Gemcitabine (2',2'-difluorodeoxycytidine, dFdC) is a nucleoside analogue of deoxycytidine in which two fluorine atoms have been inserted into the deoxyribofuranosyl ring. Once inside the cell gemcitabine is rapidly phosphorylated by deoxycytidine kinase, the rate-limiting enzyme for the formation of the active metabolites gemcitabine diphosphate (dFdCDP) and gemcitabine triphosphate (dFdCTP). Gemcitabine diphosphate inhibits ribonucleotide reductase, which is responsible for producing the deoxynucleotides required for DNA synthesis and repair. The subsequent decrease in cellular deoxynucleotides (particularly dCTP) favours gemcitabine triphosphate in its competition with dCTP for incorporation into DNA. Reduction in cellular dCTP is an important self-potentiating mechanism resulting in increased gemcitabine nucleotide incorporation into DNA. Other self-potentiating mechanisms of gemcitabine include increased formation of active gemcitabine di- and triphosphates, and decreased elimination of gemcitabine nucleotides. After gemcitabine nucleotide is incorporated on the end of the elongating DNA strand, one more deoxynucleotide is added, and thereafter the DNA polymerases are unable to proceed. This action, termed "masked chain termination", appears to lock the drug into DNA because proof-reading exonucleases are unable to remove gemcitabine nucleotide from this penultimate position. Incorporation of gemcitabine triphosphate into DNA is strongly correlated with the inhibition of further DNA synthesis. Compared with ara-C, gemcitabine serves as a better transport substrate, is phosphorylated more efficiently, and is eliminated more slowly. These differences, together with self-potentiation, masked chain termination and the inhibition of ribonucleotide reductase, which are not seen with ara-C, may explain why gemcitabine is, and ara-C is not, active in solid tumours. This unique combination of metabolic properties and mechanistic characteristics suggests that gemcitabine is likely to be synergistic with other drugs that damage DNA, and also with other modalities such as radiation.

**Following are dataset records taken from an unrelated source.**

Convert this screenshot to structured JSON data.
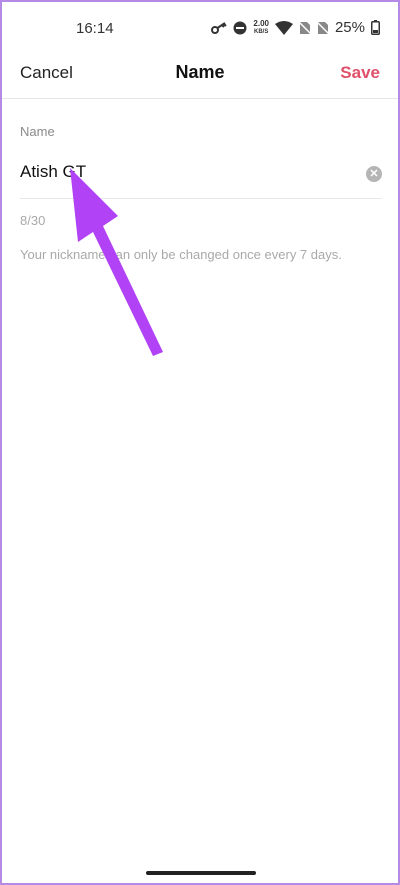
{
  "status_bar": {
    "time": "16:14",
    "net_speed_value": "2.00",
    "net_speed_unit": "KB/S",
    "battery": "25%",
    "icons": [
      "key-icon",
      "do-not-disturb-icon",
      "wifi-icon",
      "no-sim-icon",
      "no-sim-icon",
      "battery-icon"
    ]
  },
  "header": {
    "cancel_label": "Cancel",
    "title": "Name",
    "save_label": "Save"
  },
  "form": {
    "label": "Name",
    "value": "Atish GT",
    "char_count": "8/30",
    "helper": "Your nickname can only be changed once every 7 days."
  },
  "colors": {
    "accent": "#e0506a",
    "annotation_arrow": "#b142f5",
    "frame_border": "#b58ae6"
  }
}
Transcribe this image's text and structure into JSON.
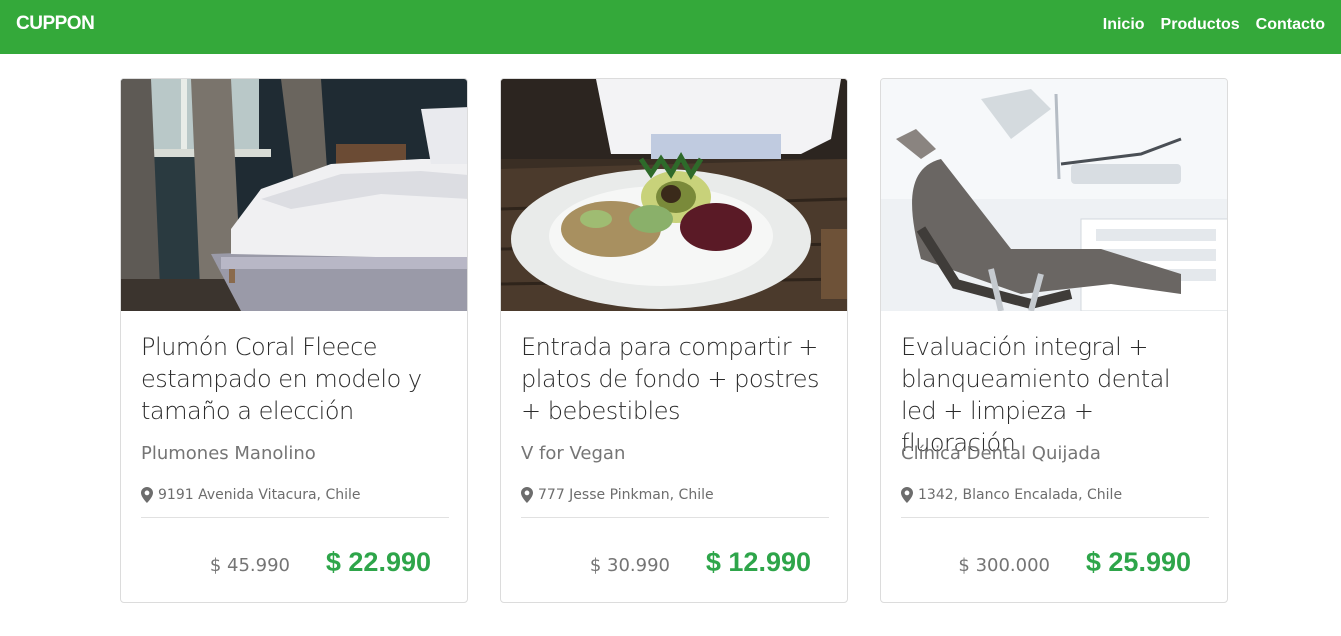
{
  "brand": "CUPPON",
  "nav": {
    "inicio": "Inicio",
    "productos": "Productos",
    "contacto": "Contacto"
  },
  "cards": [
    {
      "title": "Plumón Coral Fleece estampado en modelo y tamaño a elección",
      "merchant": "Plumones Manolino",
      "address": "9191 Avenida Vitacura, Chile",
      "old_price": "$ 45.990",
      "new_price": "$ 22.990",
      "image": "bedroom-photo"
    },
    {
      "title": "Entrada para compartir + platos de fondo + postres + bebestibles",
      "merchant": "V for Vegan",
      "address": "777 Jesse Pinkman, Chile",
      "old_price": "$ 30.990",
      "new_price": "$ 12.990",
      "image": "salad-plate-photo"
    },
    {
      "title": "Evaluación integral + blanqueamiento dental led + limpieza + fluoración",
      "merchant": "Clínica Dental Quijada",
      "address": "1342, Blanco Encalada, Chile",
      "old_price": "$ 300.000",
      "new_price": "$ 25.990",
      "image": "dental-chair-photo"
    }
  ],
  "colors": {
    "navbar": "#34a93a",
    "price": "#2ea54a"
  },
  "icons": {
    "address": "map-marker-icon"
  }
}
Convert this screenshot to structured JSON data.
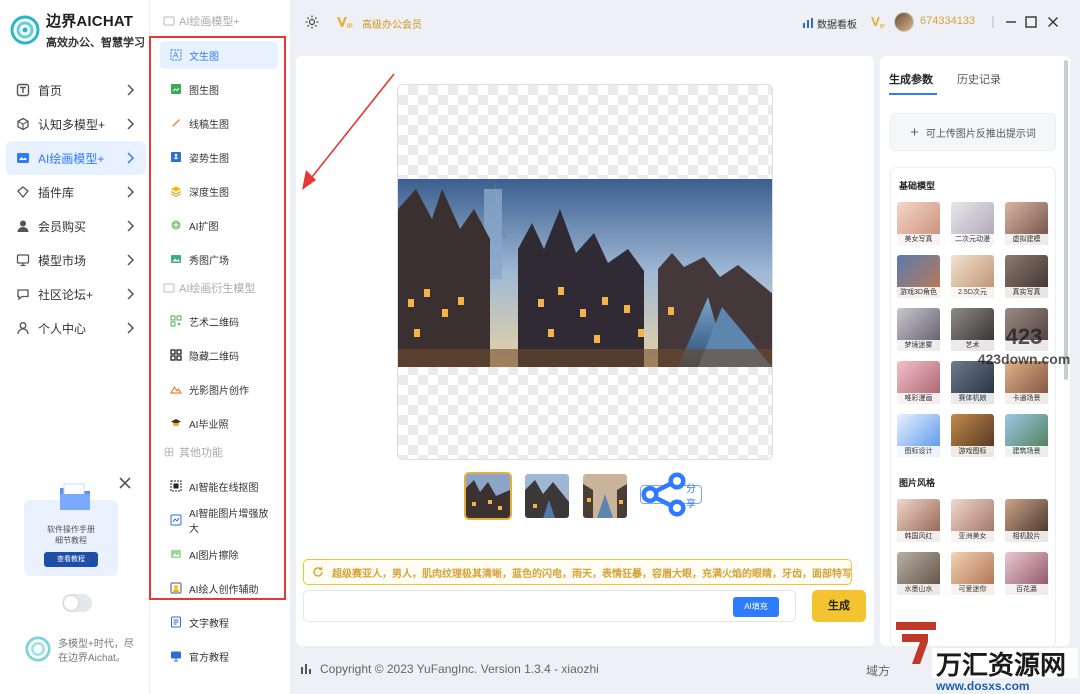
{
  "app": {
    "brand_title": "边界AICHAT",
    "brand_subtitle": "高效办公、智慧学习"
  },
  "sidebar": {
    "items": [
      {
        "label": "首页",
        "icon": "text-box-icon"
      },
      {
        "label": "认知多模型+",
        "icon": "cube-icon"
      },
      {
        "label": "AI绘画模型+",
        "icon": "canvas-icon",
        "active": true
      },
      {
        "label": "插件库",
        "icon": "plugin-icon"
      },
      {
        "label": "会员购买",
        "icon": "user-icon"
      },
      {
        "label": "模型市场",
        "icon": "market-icon"
      },
      {
        "label": "社区论坛+",
        "icon": "chat-bubble-icon"
      },
      {
        "label": "个人中心",
        "icon": "person-icon"
      }
    ],
    "promo": {
      "line1": "软件操作手册",
      "line2": "细节教程",
      "button": "查看教程"
    },
    "footer_text": "多模型+时代，尽在边界Aichat。"
  },
  "submenu": {
    "section1": "AI绘画模型+",
    "section1_items": [
      "文生图",
      "图生图",
      "线稿生图",
      "姿势生图",
      "深度生图",
      "AI扩图",
      "秀图广场"
    ],
    "section2": "AI绘画衍生模型",
    "section2_items": [
      "艺术二维码",
      "隐藏二维码",
      "光影图片创作",
      "AI毕业照"
    ],
    "section3": "其他功能",
    "section3_items": [
      "AI智能在线抠图",
      "AI智能图片增强放大",
      "AI图片擦除",
      "AI绘人创作辅助",
      "文字教程",
      "官方教程"
    ],
    "active_item": "文生图"
  },
  "topbar": {
    "vip_label": "高级办公会员",
    "dashboard_label": "数据看板",
    "user_id": "674334133",
    "accent": "#c99a1d"
  },
  "main": {
    "share_label": "分享",
    "prompt_text": "超级赛亚人，男人，肌肉纹理极其清晰，蓝色的闪电，雨天，表情狂暴，容眉大眼，充满火焰的眼睛，牙齿，面部特写",
    "fill_button": "AI填充",
    "generate_button": "生成",
    "thumbnail_count": 3
  },
  "right_panel": {
    "tabs": [
      "生成参数",
      "历史记录"
    ],
    "upload_label": "可上传图片反推出提示词",
    "base_models_title": "基础模型",
    "base_models": [
      "美女写真",
      "二次元动漫",
      "虚拟建模",
      "游戏3D角色",
      "2.5D次元",
      "真实写真",
      "梦境迷雾",
      "艺术",
      "",
      "唯彩漫画",
      "赛体机娘",
      "卡通场景",
      "图标设计",
      "游戏图标",
      "建筑场景"
    ],
    "styles_title": "图片风格",
    "styles": [
      "韩国风红",
      "亚洲美女",
      "相机胶片",
      "水墨山水",
      "可爱迷你",
      "百花瀛"
    ]
  },
  "footer": {
    "copyright": "Copyright © 2023 YuFangInc. Version 1.3.4 - xiaozhi",
    "domain_label": "域方"
  },
  "watermarks": {
    "top_right": "423down.com",
    "bottom_cn": "万汇资源网",
    "bottom_url": "www.dosxs.com"
  },
  "colors": {
    "primary": "#2f7bff",
    "gold": "#f4c430",
    "highlight_frame": "#e53935"
  }
}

Evaluation of the antitumor activity of gemcitabine (2',2'-difluoro-2'-deoxycytidine).[Pubmed:2364394]

Cancer Res. 1990 Jul 15;50(14):4417-22.

A new pyrimidine antimetabolite, 2',2'-difluorodeoxycytidine, Gemcitabine (LY188011, dFdCyd) has been synthesized and evaluated in experimental tumor models. dFdCyd is a very potent and specific deoxycytidine analogue. The concentration required for 50% inhibition of growth is 1 ng/ml in the CCRF-CEM human leukemia cell culture assay. Concurrent addition of deoxycytidine to the cell culture system provides about a 1000-fold decrease in biological activity. The inhibition of growth of human leukemia cells in culture led to the in vivo evaluation of this compound as a potential oncolytic agent. Maximal activity in vivo was seen with dFdCyd when administered on an every third day schedule. 1-beta-D-Arabinofuranosylcytosine, administered on a daily for 10-day schedule, was directly compared to dFdCyd in this evaluation. dFdCyd demonstrated good to excellent antitumor activity in eight of the eight murine tumor models evaluated. 1-beta-D-Arabinofuranosylcytosine was substantially less active or had no activity in these same tumor models. This in vivo activity against murine solid tumors supports the conclusion that dFdCyd is an excellent candidate for clinical trials in the treatment of cancer.